Yang ada dan justru terlihat adalah siapa yang kuat dialah yang menang. Tak jarang 1 orang bisa miliki kendali penuh atas semua usaha yang ada.
Saya pribadi pun kini sangat sulit menemukan diskusi tentang hal ini. Yang ada justru bagaimana kapitalis kian merajalela.
Biang Kerok Redupnya Demokrasi Ekonomi
Ada banyak alasan ternyata yang menyebabkan ekonomi kian terpuruk dan jauh dari apa yang dicita-citakan. Sesuatu yang dengan jelas dan gamblang akan ditemukan dalam pasal 33 Ayat 1 UUD 45 bisa jadi saat ini akan sangat sulit ditemukan.
Tragisnya bukan hanya demokrasi ekonomi semata tapi juga demokrasi secara keseluruhan. Demokrasi seolah hanya menjadi bahan untuk jualan dan dalam praktiknya lebih pada orientasi kepentingan individu dan golongan.
Dalam hemat saya setidaknya ada beberapa alasan kenapa demokrasi ekonomi tidak begitu menggigit. Namun yang jelas terlihat di depan mata ada 3 alasan:
1. Pudarnya Prinsip Ekonomi Kolektif
Pada zaman dulu kita dikenal sebagai satu bangsa yang kuat akan budaya gotong royong. Tapi kini budaya itu akan begitu sulit ditemukan.
Khususnya bagi masyarakat perkotaan bisa jadi warisan tak benda dari nenek moyang kita ini benar-benar tidak bisa dirasakan. Yang ada kemudian adalah budaya kapitalistik dimana semua harus ada uang.
Kalau saja kita bisa kembali ke budaya yang identik Indonesia banget ini bisa jadi demokrasi ekonomi akan benar-benar kita rasakan. Satu kegiatan dimana ada berat sama dipikul dan ringan sama dijinjing.
2. Koperasi Berubah Peran
Anak zaman now bisa jadi tidak pernah merasakan koperasi dalam arti sebenarnya. Terlebih saat ini citra koperasi berubah dengan adanya Koperasi Simpan Pinjam yang identik tempat pinjam duit.
Parahnya kini ada beberapa koperasi yang harus berurusan dengan pihak berwajib karena benar-benar tidak menjalankan prinsip koperasi. Ditambah dengan adanya media yang sering kali menyoroti satu informasi yang cenderung menggunakan konsep the bad news is the good news.
3. Kurikulum Pendidikan
Masalah lain yang nampak dan dirasakan tentu saja kurikulum pendidikan yang belum kuat untuk mengangkat akan peran penting koperasi. Seolah informasi ini hanya menjadi pelengkap saja.

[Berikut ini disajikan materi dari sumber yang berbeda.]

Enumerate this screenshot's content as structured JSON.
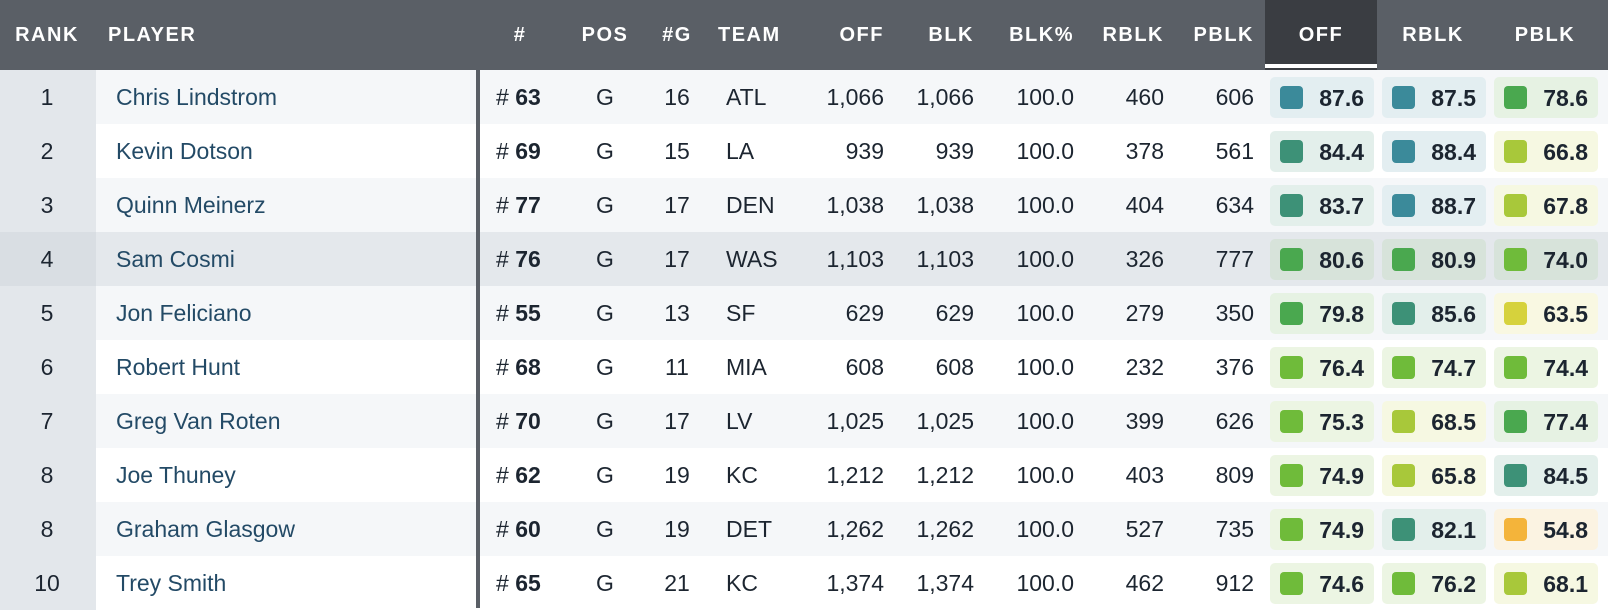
{
  "header": {
    "rank": "RANK",
    "player": "PLAYER",
    "num": "#",
    "pos": "POS",
    "games": "#G",
    "team": "TEAM",
    "off_snaps": "OFF",
    "blk": "BLK",
    "blk_pct": "BLK%",
    "rblk_snaps": "RBLK",
    "pblk_snaps": "PBLK",
    "off_grade": "OFF",
    "rblk_grade": "RBLK",
    "pblk_grade": "PBLK"
  },
  "colors": {
    "teal": "#3b8a9a",
    "teal_green": "#3d9177",
    "green": "#4aa84f",
    "light_green": "#6fbb3a",
    "yellow_green": "#a8c83a",
    "yellow": "#d6d23c",
    "orange": "#f4b43a"
  },
  "rows": [
    {
      "rank": "1",
      "player": "Chris Lindstrom",
      "hash": "#",
      "num": "63",
      "pos": "G",
      "games": "16",
      "team": "ATL",
      "off": "1,066",
      "blk": "1,066",
      "blk_pct": "100.0",
      "rblk": "460",
      "pblk": "606",
      "grades": [
        {
          "value": "87.6",
          "color": "teal",
          "bg": "#e3eef1"
        },
        {
          "value": "87.5",
          "color": "teal",
          "bg": "#e3eef1"
        },
        {
          "value": "78.6",
          "color": "green",
          "bg": "#e6f2e3"
        }
      ]
    },
    {
      "rank": "2",
      "player": "Kevin Dotson",
      "hash": "#",
      "num": "69",
      "pos": "G",
      "games": "15",
      "team": "LA",
      "off": "939",
      "blk": "939",
      "blk_pct": "100.0",
      "rblk": "378",
      "pblk": "561",
      "grades": [
        {
          "value": "84.4",
          "color": "teal_green",
          "bg": "#e3efeb"
        },
        {
          "value": "88.4",
          "color": "teal",
          "bg": "#e3eef1"
        },
        {
          "value": "66.8",
          "color": "yellow_green",
          "bg": "#f6f8e2"
        }
      ]
    },
    {
      "rank": "3",
      "player": "Quinn Meinerz",
      "hash": "#",
      "num": "77",
      "pos": "G",
      "games": "17",
      "team": "DEN",
      "off": "1,038",
      "blk": "1,038",
      "blk_pct": "100.0",
      "rblk": "404",
      "pblk": "634",
      "grades": [
        {
          "value": "83.7",
          "color": "teal_green",
          "bg": "#e3efeb"
        },
        {
          "value": "88.7",
          "color": "teal",
          "bg": "#e3eef1"
        },
        {
          "value": "67.8",
          "color": "yellow_green",
          "bg": "#f6f8e2"
        }
      ]
    },
    {
      "rank": "4",
      "player": "Sam Cosmi",
      "hash": "#",
      "num": "76",
      "pos": "G",
      "games": "17",
      "team": "WAS",
      "off": "1,103",
      "blk": "1,103",
      "blk_pct": "100.0",
      "rblk": "326",
      "pblk": "777",
      "grades": [
        {
          "value": "80.6",
          "color": "green",
          "bg": "#dde8df"
        },
        {
          "value": "80.9",
          "color": "green",
          "bg": "#dde8df"
        },
        {
          "value": "74.0",
          "color": "light_green",
          "bg": "#e2ebdc"
        }
      ]
    },
    {
      "rank": "5",
      "player": "Jon Feliciano",
      "hash": "#",
      "num": "55",
      "pos": "G",
      "games": "13",
      "team": "SF",
      "off": "629",
      "blk": "629",
      "blk_pct": "100.0",
      "rblk": "279",
      "pblk": "350",
      "grades": [
        {
          "value": "79.8",
          "color": "green",
          "bg": "#e6f2e3"
        },
        {
          "value": "85.6",
          "color": "teal_green",
          "bg": "#e3efeb"
        },
        {
          "value": "63.5",
          "color": "yellow",
          "bg": "#f9f8e2"
        }
      ]
    },
    {
      "rank": "6",
      "player": "Robert Hunt",
      "hash": "#",
      "num": "68",
      "pos": "G",
      "games": "11",
      "team": "MIA",
      "off": "608",
      "blk": "608",
      "blk_pct": "100.0",
      "rblk": "232",
      "pblk": "376",
      "grades": [
        {
          "value": "76.4",
          "color": "light_green",
          "bg": "#ecf5e3"
        },
        {
          "value": "74.7",
          "color": "light_green",
          "bg": "#ecf5e3"
        },
        {
          "value": "74.4",
          "color": "light_green",
          "bg": "#ecf5e3"
        }
      ]
    },
    {
      "rank": "7",
      "player": "Greg Van Roten",
      "hash": "#",
      "num": "70",
      "pos": "G",
      "games": "17",
      "team": "LV",
      "off": "1,025",
      "blk": "1,025",
      "blk_pct": "100.0",
      "rblk": "399",
      "pblk": "626",
      "grades": [
        {
          "value": "75.3",
          "color": "light_green",
          "bg": "#ecf5e3"
        },
        {
          "value": "68.5",
          "color": "yellow_green",
          "bg": "#f6f8e2"
        },
        {
          "value": "77.4",
          "color": "green",
          "bg": "#e6f2e3"
        }
      ]
    },
    {
      "rank": "8",
      "player": "Joe Thuney",
      "hash": "#",
      "num": "62",
      "pos": "G",
      "games": "19",
      "team": "KC",
      "off": "1,212",
      "blk": "1,212",
      "blk_pct": "100.0",
      "rblk": "403",
      "pblk": "809",
      "grades": [
        {
          "value": "74.9",
          "color": "light_green",
          "bg": "#ecf5e3"
        },
        {
          "value": "65.8",
          "color": "yellow_green",
          "bg": "#f6f8e2"
        },
        {
          "value": "84.5",
          "color": "teal_green",
          "bg": "#e3efeb"
        }
      ]
    },
    {
      "rank": "8",
      "player": "Graham Glasgow",
      "hash": "#",
      "num": "60",
      "pos": "G",
      "games": "19",
      "team": "DET",
      "off": "1,262",
      "blk": "1,262",
      "blk_pct": "100.0",
      "rblk": "527",
      "pblk": "735",
      "grades": [
        {
          "value": "74.9",
          "color": "light_green",
          "bg": "#ecf5e3"
        },
        {
          "value": "82.1",
          "color": "teal_green",
          "bg": "#e3efeb"
        },
        {
          "value": "54.8",
          "color": "orange",
          "bg": "#fbf3e2"
        }
      ]
    },
    {
      "rank": "10",
      "player": "Trey Smith",
      "hash": "#",
      "num": "65",
      "pos": "G",
      "games": "21",
      "team": "KC",
      "off": "1,374",
      "blk": "1,374",
      "blk_pct": "100.0",
      "rblk": "462",
      "pblk": "912",
      "grades": [
        {
          "value": "74.6",
          "color": "light_green",
          "bg": "#ecf5e3"
        },
        {
          "value": "76.2",
          "color": "light_green",
          "bg": "#ecf5e3"
        },
        {
          "value": "68.1",
          "color": "yellow_green",
          "bg": "#f6f8e2"
        }
      ]
    }
  ]
}
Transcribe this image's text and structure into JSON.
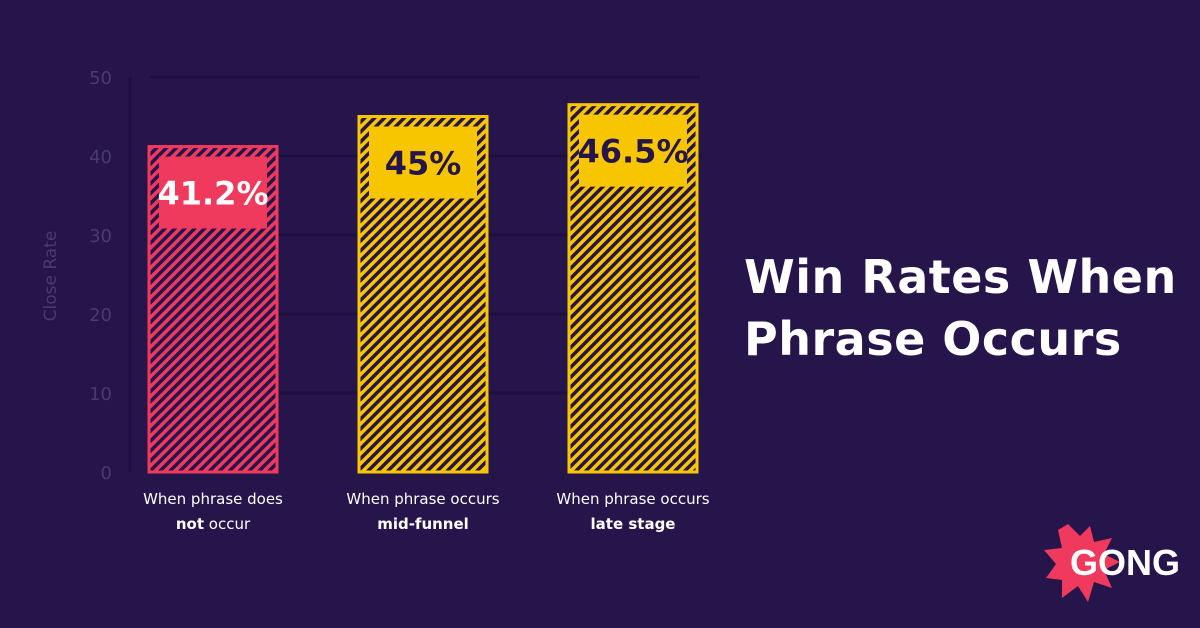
{
  "chart_data": {
    "type": "bar",
    "title": "Win Rates When Phrase Occurs",
    "title_lines": [
      "Win Rates When",
      "Phrase Occurs"
    ],
    "ylabel": "Close Rate",
    "xlabel": "",
    "ylim": [
      0,
      50
    ],
    "yticks": [
      0,
      10,
      20,
      30,
      40,
      50
    ],
    "grid": true,
    "categories": [
      {
        "line1": "When phrase does",
        "line2_bold": "not",
        "line2_rest": " occur"
      },
      {
        "line1": "When phrase occurs",
        "line2_bold": "mid-funnel",
        "line2_rest": ""
      },
      {
        "line1": "When phrase occurs",
        "line2_bold": "late stage",
        "line2_rest": ""
      }
    ],
    "values": [
      41.2,
      45,
      46.5
    ],
    "data_labels": [
      "41.2%",
      "45%",
      "46.5%"
    ],
    "bar_colors": [
      "#ef3a5d",
      "#f7c600",
      "#f7c600"
    ]
  },
  "colors": {
    "background": "#25154b",
    "axis_text": "#4a3b6e",
    "grid": "#1d1040",
    "pink": "#ef3a5d",
    "yellow": "#f7c600",
    "title": "#ffffff"
  },
  "brand": {
    "logo_text": "GONG",
    "logo_color": "#ef3a5d",
    "logo_icon": "starburst-icon"
  }
}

Padahal bila kita berkaca dengan sejarah dan fakta, demokrasi ekonomi dalam hal ini koperasi menjadi satu pilar penyelamat. Dimana satu sistem yang akan menyelamatkan seluruh anggota yang ada di dalamnya.
Tak ada lagi kodefikasi atau pengkotak-kotakan dimana ada pemilik dan pekerja. Yang ada kemudian adalah mereka pekerja sekaligus pemilik.

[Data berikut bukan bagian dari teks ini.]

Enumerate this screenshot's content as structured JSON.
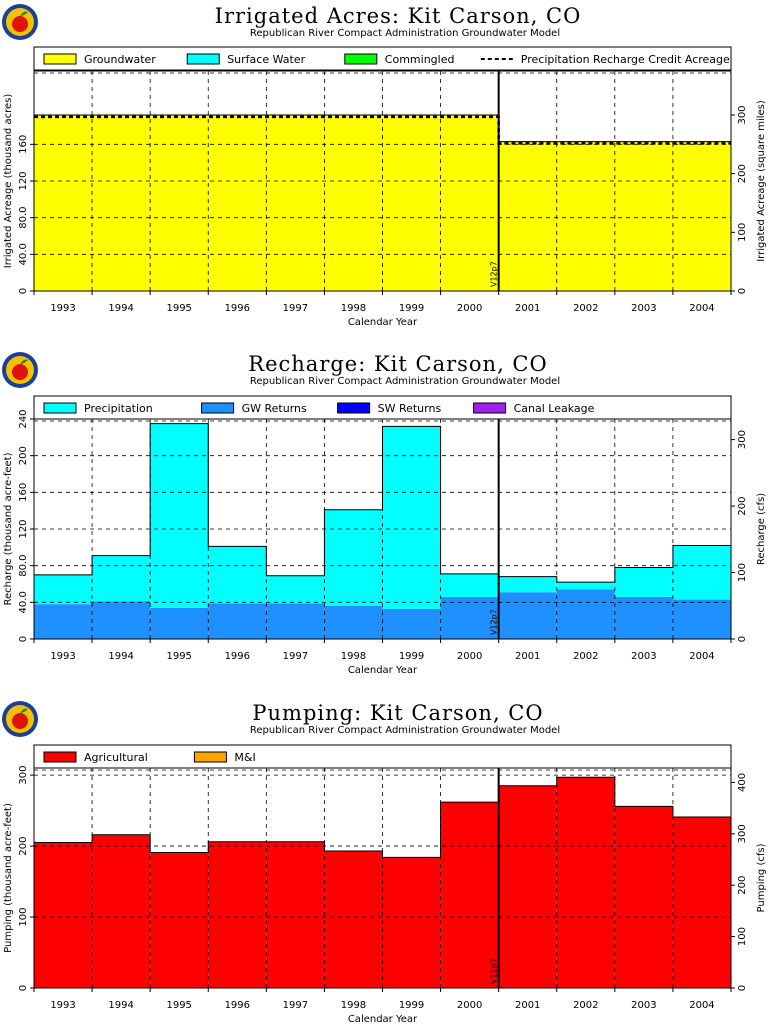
{
  "logo_colors": {
    "ring": "#1d3f9a",
    "fill": "#f3c100",
    "apple": "#e0120c",
    "leaf": "#1f8a1f"
  },
  "chart_data": [
    {
      "type": "area",
      "title": "Irrigated Acres: Kit Carson, CO",
      "subtitle": "Republican River Compact Administration Groundwater Model",
      "xlabel": "Calendar Year",
      "ylabel": "Irrigated Acreage (thousand acres)",
      "y2label": "Irrigated Acreage (square miles)",
      "categories": [
        "1993",
        "1994",
        "1995",
        "1996",
        "1997",
        "1998",
        "1999",
        "2000",
        "2001",
        "2002",
        "2003",
        "2004"
      ],
      "ylim": [
        0,
        240
      ],
      "yticks": [
        "0",
        "40.0",
        "80.0",
        "120",
        "160"
      ],
      "ytick_values": [
        0,
        40,
        80,
        120,
        160
      ],
      "y2lim": [
        0,
        375
      ],
      "y2ticks": [
        "0",
        "100",
        "200",
        "300"
      ],
      "y2tick_values": [
        0,
        100,
        200,
        300
      ],
      "series": [
        {
          "name": "Groundwater",
          "color": "#ffff00",
          "values": [
            192,
            192,
            192,
            192,
            192,
            192,
            192,
            192,
            163,
            163,
            163,
            163
          ]
        },
        {
          "name": "Surface Water",
          "color": "#00ffff",
          "values": [
            0,
            0,
            0,
            0,
            0,
            0,
            0,
            0,
            0,
            0,
            0,
            0
          ]
        },
        {
          "name": "Commingled",
          "color": "#00ff00",
          "values": [
            0,
            0,
            0,
            0,
            0,
            0,
            0,
            0,
            0,
            0,
            0,
            0
          ]
        }
      ],
      "line_series": {
        "name": "Precipitation Recharge Credit Acreage",
        "style": "dashed",
        "values": [
          190,
          190,
          190,
          190,
          190,
          190,
          190,
          190,
          161,
          161,
          161,
          161
        ]
      },
      "legend_position": "top",
      "marker": {
        "label": "V12p7",
        "after_index": 7
      },
      "grid": true
    },
    {
      "type": "area",
      "title": "Recharge: Kit Carson, CO",
      "subtitle": "Republican River Compact Administration Groundwater Model",
      "xlabel": "Calendar Year",
      "ylabel": "Recharge (thousand acre-feet)",
      "y2label": "Recharge (cfs)",
      "categories": [
        "1993",
        "1994",
        "1995",
        "1996",
        "1997",
        "1998",
        "1999",
        "2000",
        "2001",
        "2002",
        "2003",
        "2004"
      ],
      "ylim": [
        0,
        240
      ],
      "yticks": [
        "0",
        "40.0",
        "80.0",
        "120",
        "160",
        "200",
        "240"
      ],
      "ytick_values": [
        0,
        40,
        80,
        120,
        160,
        200,
        240
      ],
      "y2lim": [
        0,
        331
      ],
      "y2ticks": [
        "0",
        "100",
        "200",
        "300"
      ],
      "y2tick_values": [
        0,
        100,
        200,
        300
      ],
      "series": [
        {
          "name": "GW Returns",
          "color": "#1e90ff",
          "values": [
            38,
            41,
            34,
            39,
            39,
            36,
            33,
            46,
            51,
            54,
            46,
            43
          ]
        },
        {
          "name": "Precipitation",
          "color": "#00ffff",
          "values": [
            32,
            50,
            201,
            62,
            30,
            105,
            199,
            25,
            17,
            8,
            32,
            59
          ]
        },
        {
          "name": "SW Returns",
          "color": "#0000ff",
          "values": [
            0,
            0,
            0,
            0,
            0,
            0,
            0,
            0,
            0,
            0,
            0,
            0
          ]
        },
        {
          "name": "Canal Leakage",
          "color": "#a020f0",
          "values": [
            0,
            0,
            0,
            0,
            0,
            0,
            0,
            0,
            0,
            0,
            0,
            0
          ]
        }
      ],
      "legend_order": [
        "Precipitation",
        "GW Returns",
        "SW Returns",
        "Canal Leakage"
      ],
      "legend_position": "top",
      "marker": {
        "label": "V12p7",
        "after_index": 7
      },
      "grid": true
    },
    {
      "type": "area",
      "title": "Pumping: Kit Carson, CO",
      "subtitle": "Republican River Compact Administration Groundwater Model",
      "xlabel": "Calendar Year",
      "ylabel": "Pumping (thousand acre-feet)",
      "y2label": "Pumping (cfs)",
      "categories": [
        "1993",
        "1994",
        "1995",
        "1996",
        "1997",
        "1998",
        "1999",
        "2000",
        "2001",
        "2002",
        "2003",
        "2004"
      ],
      "ylim": [
        0,
        310
      ],
      "yticks": [
        "0",
        "100",
        "200",
        "300"
      ],
      "ytick_values": [
        0,
        100,
        200,
        300
      ],
      "y2lim": [
        0,
        428
      ],
      "y2ticks": [
        "0",
        "100",
        "200",
        "300",
        "400"
      ],
      "y2tick_values": [
        0,
        100,
        200,
        300,
        400
      ],
      "series": [
        {
          "name": "Agricultural",
          "color": "#ff0000",
          "values": [
            205,
            216,
            191,
            206,
            206,
            193,
            184,
            262,
            285,
            297,
            256,
            241
          ]
        },
        {
          "name": "M&I",
          "color": "#ffa500",
          "values": [
            0,
            0,
            0,
            0,
            0,
            0,
            0,
            0,
            0,
            0,
            0,
            0
          ]
        }
      ],
      "legend_position": "top",
      "marker": {
        "label": "V12p7",
        "after_index": 7
      },
      "grid": true
    }
  ]
}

Selain 3 hal diatas pastinya masih ada masalah yang lain yang menyumbat terciptanya demokrasi di tanah air. Namun demikian pastinya kita akan bisa bangkit bila bersatu padu.
Hal ini karena sejarah telah membuktikan bahwa dalam hati kecil kita jiwa dan semangat itu ada. Hanya saja sistem yang kurang mendukung dan membuat kita akhirnya wait and see.
Pertanyaan selanjutnya tentu saja bagaimana cara kita kembali. Mengulang kejayaan masa lalu sesuai dengan cita-cita pendiri bangsa.
Telah cukup banyak kajian dan penelitian bahwa demokrasi ekonomi dengan koperasi sebagai bentuk nyata adalah solusi terbaik. Hanya saja komitmen semua pihak dan terutama para pemangku kebijakan yang harus hadir.
Menjalankan prinsip-prinsip ekonomi sesuai dengan UUD 45 harus benar-benar dijalankan. Belajar dari beberapa negara yang telah sukses mengubah BUMN mereka dengan kerangka gotong royong.
Jangan sampai krisis terjadi dan kemudian pemilik modal meninggalkan aset. Dan selanjutnya rakyat Indonesia bahu membahu bertahan dengan sistem ekonomi kerakyatan.